MONDAY, Sept. 29, 2014 (HealthDay News) — Attention-deficit/hyperactivity disorder can harm a child’s academic performance and social skills as early as the second grade, a new Australian study contends.
Children between 6 and 8 years old who were tested and scored high for ADHD symptoms were more likely to get lower grades in elementary school and have trouble fitting in with other kids, compared with children without ADHD, the study authors reported.
Kids with ADHD also were more likely to have other mental health or developmental disorders, including anxiety, depression and autism, according to the study.
“Already at this stage, which is relatively young, it’s very clear the children have important functional problems in every domain we registered,” said study lead author Dr. Daryl Efron, a developmental-behavioral pediatrician with the Royal Children’s Hospital Melbourne. “On every measure, we found the kids with ADHD were performing far poorer than the control children.”
The researchers also said they discovered that about 80 percent of the young children with ADHD symptoms had not been diagnosed with the disorder, a finding called “striking” by Dr. David Fassler, a clinical professor of psychiatry at the University of Vermont College of Medicine.
“For this reason, I would fully agree with the authors’ conclusion that the results of the study underscore the need for earlier recognition and treatment of ADHD in young children,” Fassler said.
The study, published online Sept. 29 in the journal Pediatrics, is one of the first reports from the Children’s Attention Project, a long-term examination of ADHD funded by the Australian government.
The researchers tested nearly 400 children between 6 and 8 years of age at 43 Melbourne schools, identifying 179 with ADHD and another 212 without ADHD who will serve as a “control group.” These children will be observed throughout their academic careers.
By the second grade, the children with ADHD were already struggling.

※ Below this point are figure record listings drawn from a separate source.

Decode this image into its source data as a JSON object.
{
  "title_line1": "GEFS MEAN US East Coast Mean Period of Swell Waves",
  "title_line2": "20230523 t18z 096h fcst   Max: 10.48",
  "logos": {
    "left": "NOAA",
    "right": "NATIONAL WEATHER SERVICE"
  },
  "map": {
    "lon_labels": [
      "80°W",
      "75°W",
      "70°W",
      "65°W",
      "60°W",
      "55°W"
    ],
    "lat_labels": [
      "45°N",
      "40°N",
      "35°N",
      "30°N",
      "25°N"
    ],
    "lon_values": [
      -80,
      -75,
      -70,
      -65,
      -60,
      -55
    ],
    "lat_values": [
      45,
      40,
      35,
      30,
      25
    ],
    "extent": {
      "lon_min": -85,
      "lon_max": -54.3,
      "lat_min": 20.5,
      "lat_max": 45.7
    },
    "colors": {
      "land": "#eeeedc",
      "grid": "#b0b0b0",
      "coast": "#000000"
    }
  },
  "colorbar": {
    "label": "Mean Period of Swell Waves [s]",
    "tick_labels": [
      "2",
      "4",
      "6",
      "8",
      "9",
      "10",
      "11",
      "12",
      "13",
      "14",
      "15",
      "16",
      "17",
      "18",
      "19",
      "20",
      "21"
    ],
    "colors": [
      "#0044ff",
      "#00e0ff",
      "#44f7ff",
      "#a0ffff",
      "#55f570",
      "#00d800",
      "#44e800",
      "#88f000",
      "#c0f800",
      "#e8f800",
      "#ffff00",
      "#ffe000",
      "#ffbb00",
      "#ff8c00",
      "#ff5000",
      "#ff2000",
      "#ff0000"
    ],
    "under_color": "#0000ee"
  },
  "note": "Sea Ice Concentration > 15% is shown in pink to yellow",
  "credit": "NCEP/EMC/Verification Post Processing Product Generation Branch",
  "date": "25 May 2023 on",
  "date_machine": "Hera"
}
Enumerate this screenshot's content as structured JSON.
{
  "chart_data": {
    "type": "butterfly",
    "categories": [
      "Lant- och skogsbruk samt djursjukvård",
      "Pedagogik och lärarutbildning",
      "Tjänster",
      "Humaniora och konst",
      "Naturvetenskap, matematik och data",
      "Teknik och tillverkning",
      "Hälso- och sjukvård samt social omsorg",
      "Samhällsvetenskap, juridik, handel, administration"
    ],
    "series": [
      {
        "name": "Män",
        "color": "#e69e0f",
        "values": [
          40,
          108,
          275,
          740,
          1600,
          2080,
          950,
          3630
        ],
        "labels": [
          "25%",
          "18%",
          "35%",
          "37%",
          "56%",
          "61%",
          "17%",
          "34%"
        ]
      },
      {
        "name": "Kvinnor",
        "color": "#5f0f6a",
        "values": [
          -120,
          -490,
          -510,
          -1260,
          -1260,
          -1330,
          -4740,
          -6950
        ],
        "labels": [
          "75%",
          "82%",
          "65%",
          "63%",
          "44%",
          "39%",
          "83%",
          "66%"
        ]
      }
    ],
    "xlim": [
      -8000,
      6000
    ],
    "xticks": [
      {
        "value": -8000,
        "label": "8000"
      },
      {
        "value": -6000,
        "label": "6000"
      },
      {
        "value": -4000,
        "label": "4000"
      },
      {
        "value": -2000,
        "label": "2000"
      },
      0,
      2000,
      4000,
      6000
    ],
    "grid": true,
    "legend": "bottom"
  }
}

They were more likely to score below-average in reading and mathematics, and more likely to have problems connecting socially with their peers, the researchers said.
For example, 33 percent of kids with ADHD were reading below average and 46 percent had math skills below average. For non-ADHD kids, only about 6 percent were reading below average and nearly 15 percent had below-average math skills, the researchers found.
And the ADHD children were more likely to have other mental health or developmental problems — such as anxiety, obsessive-compulsive disorder, depression, mania and autism, said Efron, who’s also a senior lecturer at the University of Melbourne.
“Some people think it’s only when kids get older you can pick up these comorbidities [overlapping health issues]. But we’ve shown you can pick them up at this early stage if you are looking for them,” he said.
What’s more, these problems seem to accumulate in some kids with ADHD, with 30 percent having two such impairments and 24 percent having three. By comparison, about 6 percent of non-ADHD kids had two such impairments, and about 1 percent had three, according to the study.
The investigators found that boys and girls with ADHD were equally impaired by the disorder.
“There hasn’t been that much research into girls with ADHD, so we don’t know that much,” Efron said. “When we do see girls, in my experience, they are as impaired as the boys. But it is a novel research finding.”
In another study published in the same issue of Pediatrics, researchers presented disappointing results for a drug that some had hoped would ease the insomnia experienced by many children with ADHD.
The drug, eszopiclone, failed to help children aged 6 to 17 with their ADHD-related insomnia. Both low and high doses of the drug proved ineffective, the researchers found.